Lise Leroux n’en est pas à sa première intervention à Notre-Dame de Paris. Elle a travaillé sur la restauration de la porte rouge, celle qui donne accès au cloître sur la façade nord de la cathédrale. Elle était également de l’équipe qui a réalisé l’étude préalable au chantier de restauration à venir du chevet. Mais avec l'incendie, la donne a changé. « Évaluer l’impact du feu sur la structure du monument est ce que l’on nous a demandé de faire en priorité, explique-t-elle. Il fallait vite estimer la perte de compétence mécanique des pierres pour savoir ce qu’elles pouvaient supporter comme poids ».

« Nous avons également très rapidement mis au point, avec le service régional d’archéologie de la direction régionale des affaires culturelle d'Ile-de-France, un système de tri de tout ce qui s’est effondré, ajoute-t-elle, et nous allons tester l’éventualité de réemployer certains blocs pour la reconstruction ». Le résultat de ce tri ? Des centaines de palettes, qui couvrent le parvis de la cathédrale et qui abritent l’ensemble des débris issus de l’incendie. Pour un monument aussi emblématique que Notre-Dame de Paris, aucun gravat ne part à la décharge. Tout est répertorié, analysé, conservé.

Pour la suite, tout dépendra du projet retenu. Et aussi de l’accessibilité des parties hautes du monument. Pour l’instant, Lise Leroux travaille avec les cordistes, les seuls à y accéder. Ils sont ses yeux et ses mains, réalisant pour elle des photos, des mesures et des relevés. Mais Lise Leroux s’est formée à certaines de leurs techniques. Dès que cela sera possible, elle ira voir elle-même les voûtes et les parties hautes endommagées.  « On va faire un peu de voltige », dit-elle, impatiente de faire parler les pierres de Notre-Dame, celles qui ont été durement exposées, pendant l'incendie, au feu et à l’eau.

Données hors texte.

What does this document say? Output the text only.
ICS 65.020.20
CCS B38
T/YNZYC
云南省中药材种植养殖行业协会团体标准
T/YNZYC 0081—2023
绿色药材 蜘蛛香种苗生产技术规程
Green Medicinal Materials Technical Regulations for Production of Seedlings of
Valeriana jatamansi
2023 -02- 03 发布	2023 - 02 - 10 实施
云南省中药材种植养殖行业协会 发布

LRMH : la science se mobilise pour la culture

Créé en 1970, le Laboratoire de recherche des Monuments Historiques intervient partout en France. Il a pour mission d’apporter une assistance scientifique et technique aux travaux de conservation et de restauration des monuments historiques. Il réunit plus d’une vingtaine de chercheurs, organisés en pôles thématiques : la pierre donc mais aussi le bois, le béton, le métal, les textiles et les vitraux, ou bien encore les grottes ornées ou les peintures murales. Lorsqu’ils sont saisis, ces chercheurs établissent des préconisations pour restaurer au mieux un monument, en respectant pleinement son ADN.